One of the ways to objectively determine the readiness of bituminous coke and to obtain coke with specified properties is the development of scientific and technological foundations for assessing the molecular and supramolecular structure of coke based on its specific electrical resistivity. A necessary condition for ensuring high-quality coke is its proper readiness, which is ultimately determined by the degree of order in the macromolecular structure in the form of graphite-like blocks. It has been proven that in this state, coke acquires semiconductor properties and its specific electrical resistivity decreases.
Coke for modern blast furnaces using pulverized coal fuel must have minimal specific electrical resistivity – no higher than 0.1 Ohm∙cm. For other applications, the specific electrical resistivity of coke should be higher. The main factor influencing the specific electrical resistivity of the produced coke is the final coking temperature, which indeed serves as an objective indicator characterizing the coke's readiness. As the final coking temperature increases, the supramolecular structure of the coke becomes more ordered, approaching the structure of graphite to some extent, which leads to a reduction in the coke’s specific electrical resistivity.
At the same time, there is an urgent need for a theoretical analysis of the processes that lead to changes in the electrical conductivity of coke. Such an analysis was carried out to justify the determination of the nature of the relationship between the coke's specific electrical resistivity and the final coking temperature.
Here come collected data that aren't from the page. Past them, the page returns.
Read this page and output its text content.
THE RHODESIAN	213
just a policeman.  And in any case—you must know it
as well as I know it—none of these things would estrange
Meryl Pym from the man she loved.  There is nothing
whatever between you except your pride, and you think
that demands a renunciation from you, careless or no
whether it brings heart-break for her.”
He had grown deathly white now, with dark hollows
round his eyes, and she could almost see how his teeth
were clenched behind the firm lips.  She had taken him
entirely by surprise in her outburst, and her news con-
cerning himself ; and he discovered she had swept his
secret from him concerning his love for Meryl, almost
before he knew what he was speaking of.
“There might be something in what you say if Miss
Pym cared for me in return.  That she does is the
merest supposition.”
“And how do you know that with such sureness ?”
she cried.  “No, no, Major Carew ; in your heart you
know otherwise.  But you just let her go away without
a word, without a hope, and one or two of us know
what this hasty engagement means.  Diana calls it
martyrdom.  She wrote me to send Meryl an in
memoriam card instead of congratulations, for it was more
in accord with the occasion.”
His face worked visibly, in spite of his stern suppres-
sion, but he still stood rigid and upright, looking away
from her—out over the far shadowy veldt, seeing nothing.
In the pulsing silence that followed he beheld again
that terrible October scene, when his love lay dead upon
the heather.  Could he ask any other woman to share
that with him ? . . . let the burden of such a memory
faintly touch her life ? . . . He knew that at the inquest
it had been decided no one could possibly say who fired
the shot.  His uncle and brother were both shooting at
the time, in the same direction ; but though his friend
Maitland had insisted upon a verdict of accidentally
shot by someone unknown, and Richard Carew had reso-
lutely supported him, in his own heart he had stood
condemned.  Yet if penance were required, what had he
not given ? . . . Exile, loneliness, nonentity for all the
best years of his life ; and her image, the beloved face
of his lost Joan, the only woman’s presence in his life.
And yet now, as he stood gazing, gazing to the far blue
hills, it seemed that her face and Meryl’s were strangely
In turn, determining the numerical parameters of this relationship made it possible to establish a rational level of final coking temperature for producing coke for various uses, which has significant practical importance both for coke production and its application.
To objectively assess the specific electrical resistivity of coke, a two-probe method for measuring the resistance of coke powder was proposed. This method allows for obtaining a representative coke sample for resistance determination with minimal time and labor. The device for measuring the specific electrical resistivity of coke in accordance with DSTU 8831:2019 was improved, which significantly reduced the error of the obtained results and allowed the device to be used in studies of the dependence of coke's specific electrical resistivity on the final coking temperature.
As a result of theoretical studies, a well-founded hypothesis was proposed that coal is a dielectric due to the presence of a large number of σ-bonds (carbon in sp3- hybridization state) in the side chains of its macromolecule. That is, the width of the forbidden energy band is up to 6 eV. The electrons of these bonds are practically unable to reach the conduction band and become carriers of electric current. During coking, due to deep cracking, the macromolecules are almost completely stripped of their side chains, and the majority of carbon is present in the form of condensed polyaromatic structures (sp-hybridization of the carbon atoms' electron shells). In this state, half of the valence electrons participate in forming π-bonds, whose electron clouds are oriented perpendicular to the layers of the condensed carbon structures. These electrons are associated with a significantly smaller band gap (2 eV), are less tightly bound to atomic nuclei, and can relatively easily become carriers of electric current.
It was determined that the factors significantly affecting the specific electrical resistivity and conductivity of coke are governed by the general band theory of the physical structure of solids. According to the theoretical analysis, both intrinsic and impurity (extrinsic) conductivity of semiconductors increase rapidly with temperature, following an exponential law. This hypothesis was experimentally confirmed through laboratory coking of the industrial coal blend from PJSC “ZAPORIZHCOKS” in a laboratory furnace developed by SE “UКHIN” with electric heating.
The processing of the obtained experimental data allowed for the determination of the numerical characteristics of this dependence. A rational range of final coking temperatures was established for producing coke for different application purposes. For example, to obtain blast furnace coke with a specific electrical resistivity not exceeding 0.1 Ohm∙cm, the final coking temperature must be at least 957°C, which generally corresponds to standard practices in coke chemical production. To obtain blast furnace coke with even lower specific resistivity, a higher temperature is required, whereas for ferroalloy coke, which requires higher specific electrical resistivity, a lower coking temperature is appropriate.